I am trying to use jq
to construct a hash in which a key name comes from a variable. Something like this:
jq --null-input --arg key foobar '{$key: "value"}'
This doesn't work, however, and gives the following error:
error: syntax error, unexpected '$'
{$key: "value"} 1 compile error
jq is a command-line utility that can slice, filter, and transform the components of a JSON file. Many users rely on jq to properly format JSON files because it always displays JSON information in a “pretty” format.
jq is a lightweight and flexible command-line JSON processor. jq is like sed for JSON data – you can use it to slice and filter and map and transform structured data with the same ease that sed, awk, grep and friends let you play with text.
jq usually outputs non-ASCII Unicode codepoints as UTF-8, even if the input specified them as escape sequences (like "\u03bc"). Using this option, you can force jq to produce pure ASCII output with every non-ASCII character replaced with the equivalent escape sequence.

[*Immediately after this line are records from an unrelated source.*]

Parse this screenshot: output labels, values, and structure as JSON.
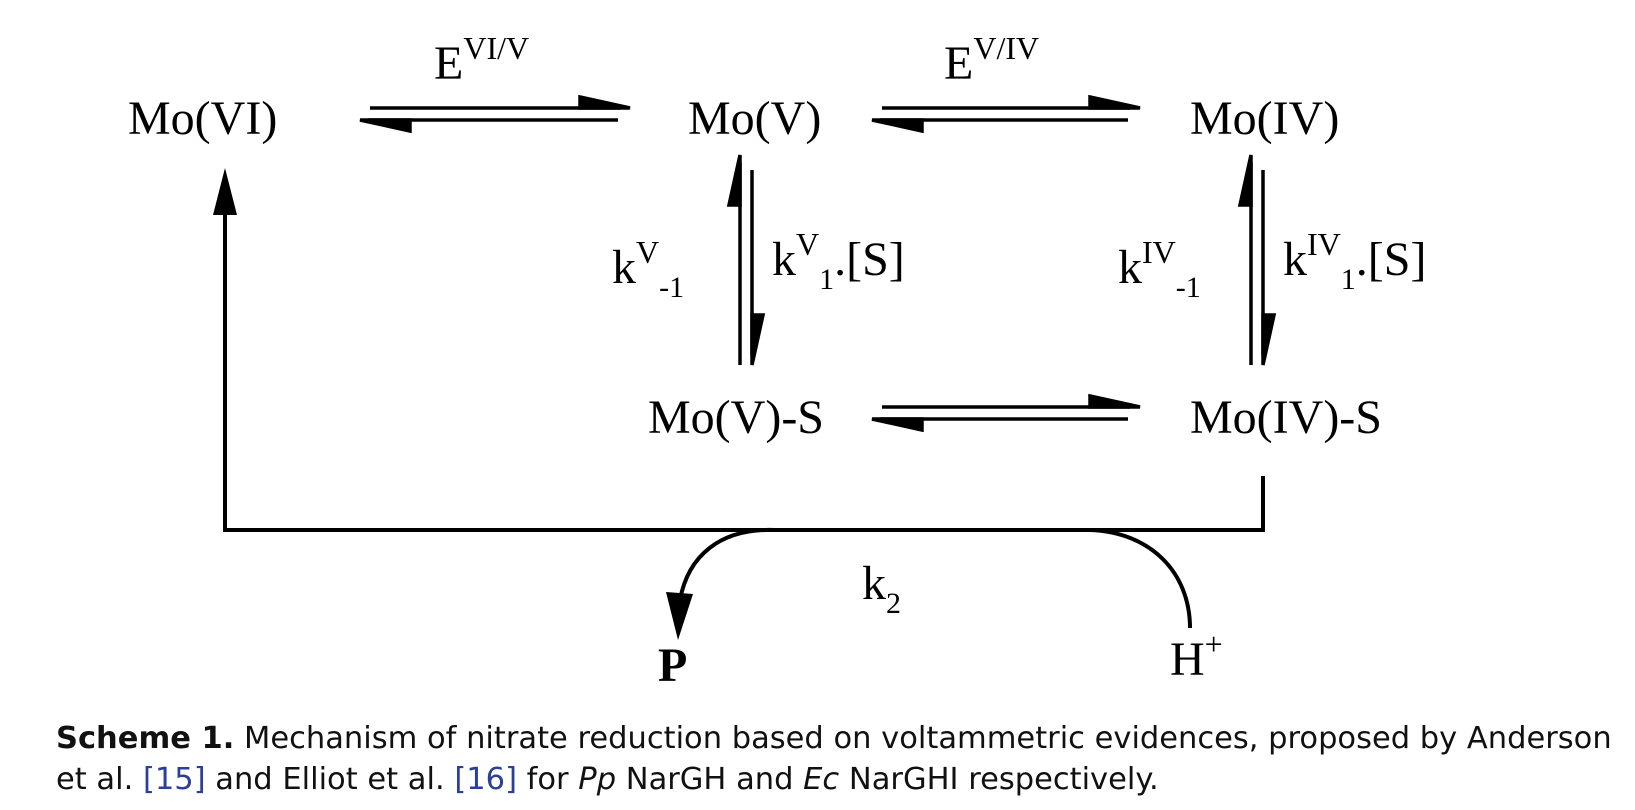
{
  "species": {
    "mo_vi": "Mo(VI)",
    "mo_v": "Mo(V)",
    "mo_iv": "Mo(IV)",
    "mo_v_s": "Mo(V)-S",
    "mo_iv_s": "Mo(IV)-S",
    "product": "P",
    "proton_base": "H",
    "proton_charge": "+"
  },
  "rates": {
    "e_vi_v": {
      "base": "E",
      "sup": "VI/V"
    },
    "e_v_iv": {
      "base": "E",
      "sup": "V/IV"
    },
    "kv_minus1": {
      "base": "k",
      "sup": "V",
      "sub": "-1"
    },
    "kv_1": {
      "base": "k",
      "sup": "V",
      "sub": "1",
      "suffix": ".[S]"
    },
    "kiv_minus1": {
      "base": "k",
      "sup": "IV",
      "sub": "-1"
    },
    "kiv_1": {
      "base": "k",
      "sup": "IV",
      "sub": "1",
      "suffix": ".[S]"
    },
    "k2": {
      "base": "k",
      "sub": "2"
    }
  },
  "caption": {
    "label": "Scheme 1.",
    "text_1": " Mechanism of nitrate reduction based on voltammetric evidences, proposed by Anderson et al. ",
    "ref_1": "[15]",
    "text_2": " and Elliot et al. ",
    "ref_2": "[16]",
    "text_3": " for ",
    "italic_1": "Pp",
    "text_4": " NarGH and ",
    "italic_2": "Ec",
    "text_5": " NarGHI respectively."
  },
  "colors": {
    "ink": "#000000",
    "reference_link": "#2a3e9c"
  }
}
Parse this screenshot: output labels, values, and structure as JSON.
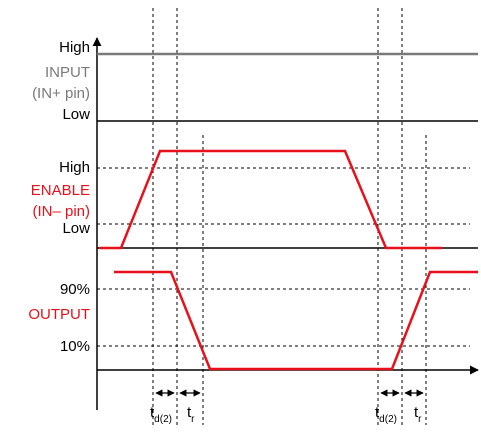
{
  "colors": {
    "input_signal": "#7a7a7a",
    "enable_signal": "#e8101a",
    "output_signal": "#e8101a",
    "axis": "#000000",
    "guide": "#000000"
  },
  "input": {
    "label_line1": "INPUT",
    "label_line2": "(IN+ pin)",
    "high": "High",
    "low": "Low"
  },
  "enable": {
    "label_line1": "ENABLE",
    "label_line2": "(IN– pin)",
    "high": "High",
    "low": "Low"
  },
  "output": {
    "label": "OUTPUT",
    "level_high": "90%",
    "level_low": "10%"
  },
  "timing": {
    "delay_main": "t",
    "delay_sub": "d(2)",
    "rise_main": "t",
    "rise_sub": "r"
  }
}
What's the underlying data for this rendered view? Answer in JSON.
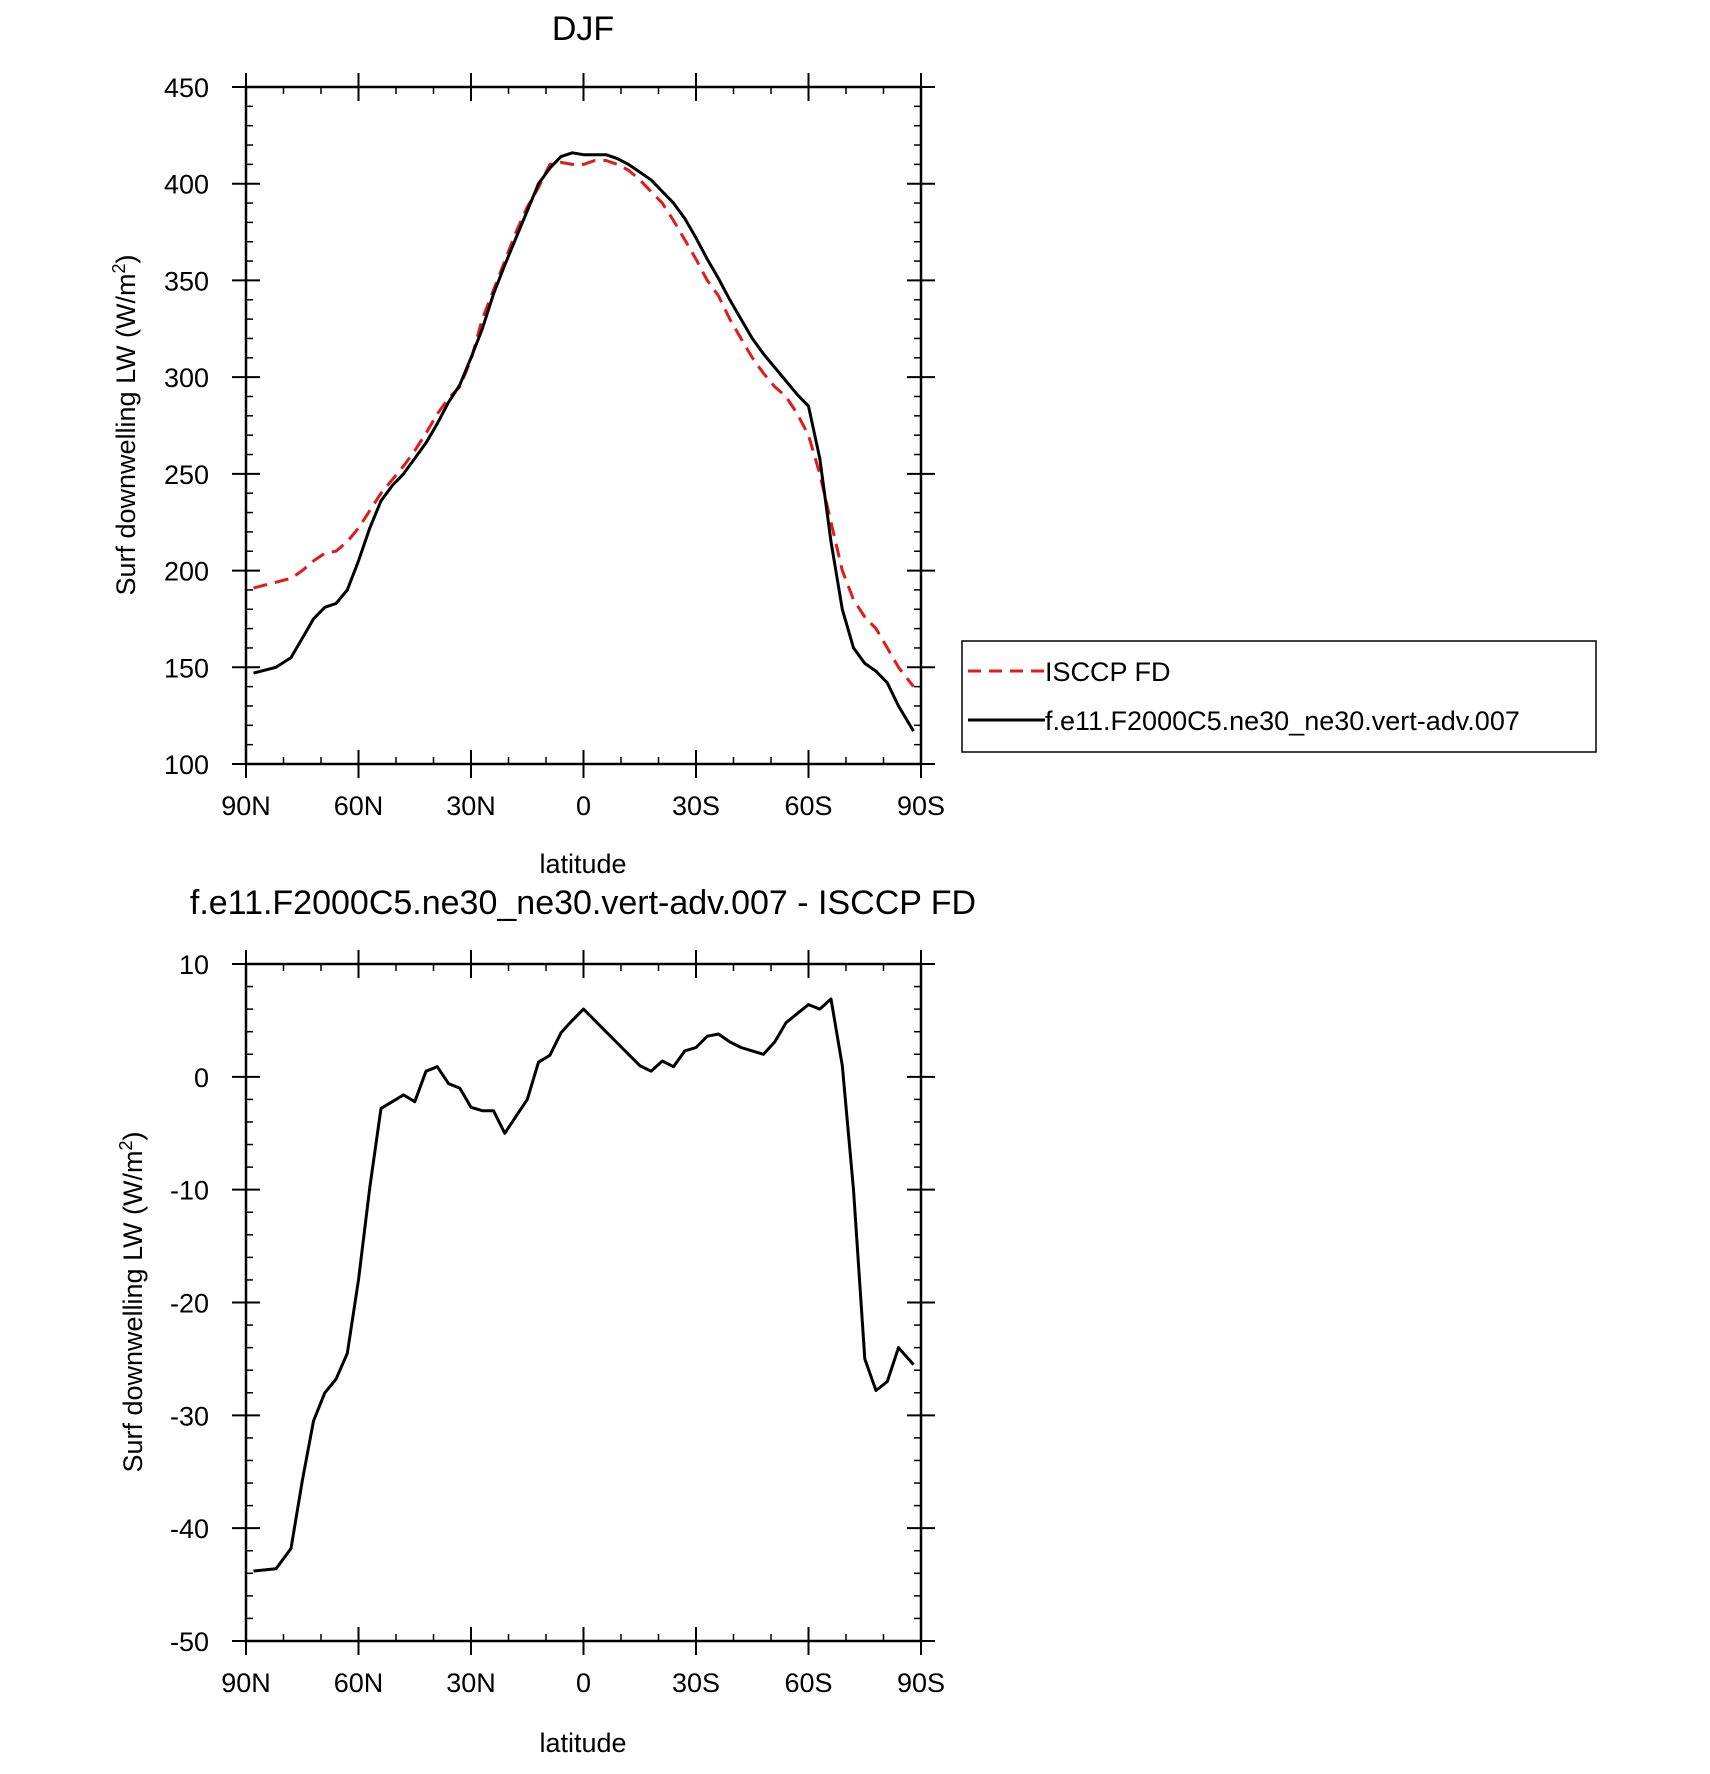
{
  "chart_data": [
    {
      "type": "line",
      "title": "DJF",
      "xlabel": "latitude",
      "ylabel": "Surf downwelling LW (W/m²)",
      "ylabel_parts": {
        "main": "Surf downwelling LW (W/m",
        "sup": "2",
        "tail": ")"
      },
      "xlim": [
        90,
        -90
      ],
      "ylim": [
        100,
        450
      ],
      "x_ticks": [
        {
          "value": 90,
          "label": "90N"
        },
        {
          "value": 60,
          "label": "60N"
        },
        {
          "value": 30,
          "label": "30N"
        },
        {
          "value": 0,
          "label": "0"
        },
        {
          "value": -30,
          "label": "30S"
        },
        {
          "value": -60,
          "label": "60S"
        },
        {
          "value": -90,
          "label": "90S"
        }
      ],
      "y_ticks": [
        {
          "value": 100,
          "label": "100"
        },
        {
          "value": 150,
          "label": "150"
        },
        {
          "value": 200,
          "label": "200"
        },
        {
          "value": 250,
          "label": "250"
        },
        {
          "value": 300,
          "label": "300"
        },
        {
          "value": 350,
          "label": "350"
        },
        {
          "value": 400,
          "label": "400"
        },
        {
          "value": 450,
          "label": "450"
        }
      ],
      "grid": false,
      "legend_position": "right",
      "series": [
        {
          "name": "ISCCP FD",
          "color": "#e31a1c",
          "dash": "dashed",
          "x": [
            88,
            82,
            78,
            75,
            72,
            69,
            66,
            63,
            60,
            57,
            54,
            51,
            48,
            45,
            42,
            39,
            36,
            33,
            30,
            27,
            24,
            21,
            18,
            15,
            12,
            9,
            6,
            3,
            0,
            -3,
            -6,
            -9,
            -12,
            -15,
            -18,
            -21,
            -24,
            -27,
            -30,
            -33,
            -36,
            -39,
            -42,
            -45,
            -48,
            -51,
            -54,
            -57,
            -60,
            -63,
            -66,
            -69,
            -72,
            -75,
            -78,
            -81,
            -84,
            -88
          ],
          "values": [
            191,
            194,
            196,
            200,
            205,
            209,
            210,
            215,
            222,
            231,
            240,
            247,
            254,
            262,
            271,
            281,
            289,
            295,
            309,
            330,
            345,
            360,
            375,
            388,
            398,
            410,
            411,
            410,
            410,
            412,
            412,
            410,
            407,
            402,
            396,
            390,
            381,
            371,
            361,
            350,
            342,
            330,
            320,
            310,
            302,
            295,
            290,
            281,
            270,
            250,
            225,
            200,
            185,
            176,
            170,
            160,
            150,
            140
          ]
        },
        {
          "name": "f.e11.F2000C5.ne30_ne30.vert-adv.007",
          "color": "#000000",
          "dash": "solid",
          "x": [
            88,
            82,
            78,
            75,
            72,
            69,
            66,
            63,
            60,
            57,
            54,
            51,
            48,
            45,
            42,
            39,
            36,
            33,
            30,
            27,
            24,
            21,
            18,
            15,
            12,
            9,
            6,
            3,
            0,
            -3,
            -6,
            -9,
            -12,
            -15,
            -18,
            -21,
            -24,
            -27,
            -30,
            -33,
            -36,
            -39,
            -42,
            -45,
            -48,
            -51,
            -54,
            -57,
            -60,
            -63,
            -66,
            -69,
            -72,
            -75,
            -78,
            -81,
            -84,
            -88
          ],
          "values": [
            147,
            150,
            155,
            165,
            175,
            181,
            183,
            190,
            205,
            222,
            236,
            244,
            250,
            258,
            266,
            276,
            287,
            296,
            310,
            325,
            343,
            358,
            372,
            386,
            400,
            408,
            414,
            416,
            415,
            415,
            415,
            413,
            410,
            406,
            402,
            396,
            390,
            382,
            372,
            361,
            351,
            340,
            330,
            320,
            312,
            305,
            298,
            291,
            285,
            258,
            215,
            180,
            160,
            152,
            148,
            142,
            130,
            117
          ]
        }
      ]
    },
    {
      "type": "line",
      "title": "f.e11.F2000C5.ne30_ne30.vert-adv.007 - ISCCP FD",
      "xlabel": "latitude",
      "ylabel": "Surf downwelling LW (W/m²)",
      "ylabel_parts": {
        "main": "Surf downwelling LW (W/m",
        "sup": "2",
        "tail": ")"
      },
      "xlim": [
        90,
        -90
      ],
      "ylim": [
        -50,
        10
      ],
      "x_ticks": [
        {
          "value": 90,
          "label": "90N"
        },
        {
          "value": 60,
          "label": "60N"
        },
        {
          "value": 30,
          "label": "30N"
        },
        {
          "value": 0,
          "label": "0"
        },
        {
          "value": -30,
          "label": "30S"
        },
        {
          "value": -60,
          "label": "60S"
        },
        {
          "value": -90,
          "label": "90S"
        }
      ],
      "y_ticks": [
        {
          "value": -50,
          "label": "-50"
        },
        {
          "value": -40,
          "label": "-40"
        },
        {
          "value": -30,
          "label": "-30"
        },
        {
          "value": -20,
          "label": "-20"
        },
        {
          "value": -10,
          "label": "-10"
        },
        {
          "value": 0,
          "label": "0"
        },
        {
          "value": 10,
          "label": "10"
        }
      ],
      "grid": false,
      "series": [
        {
          "name": "",
          "color": "#000000",
          "dash": "solid",
          "x": [
            88,
            82,
            78,
            75,
            72,
            69,
            66,
            63,
            60,
            57,
            54,
            51,
            48,
            45,
            42,
            39,
            36,
            33,
            30,
            27,
            24,
            21,
            18,
            15,
            12,
            9,
            6,
            3,
            0,
            -3,
            -6,
            -9,
            -12,
            -15,
            -18,
            -21,
            -24,
            -27,
            -30,
            -33,
            -36,
            -39,
            -42,
            -45,
            -48,
            -51,
            -54,
            -57,
            -60,
            -63,
            -66,
            -69,
            -72,
            -75,
            -78,
            -81,
            -84,
            -88
          ],
          "values": [
            -43.8,
            -43.6,
            -41.8,
            -35.8,
            -30.5,
            -28.0,
            -26.8,
            -24.5,
            -18.0,
            -9.8,
            -2.8,
            -2.2,
            -1.6,
            -2.2,
            0.5,
            0.9,
            -0.6,
            -1.0,
            -2.7,
            -3.0,
            -3.0,
            -5.0,
            -3.5,
            -2.0,
            1.3,
            1.9,
            3.9,
            5.0,
            6.0,
            5.0,
            4.0,
            3.0,
            2.0,
            1.0,
            0.5,
            1.4,
            0.9,
            2.3,
            2.6,
            3.6,
            3.8,
            3.1,
            2.6,
            2.3,
            2.0,
            3.1,
            4.8,
            5.6,
            6.4,
            6.0,
            6.9,
            1.0,
            -10.0,
            -25.0,
            -27.8,
            -27.0,
            -24.0,
            -25.5
          ]
        }
      ]
    }
  ]
}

Use parentheses to evaluate $key
early as in:
jq --null-input --arg key foobar '{($key): "value"}'
See also: Parentheses in JQ for .key
You can also use String interpolation in jq
which is of the form "\(..)"
. Inside the string, you can put an expression inside parens after a backslash. Whatever the expression returns will be interpolated into the string.
You can do below. The contents of the variable key
is expanded and returned as a string by the interpolation sequence.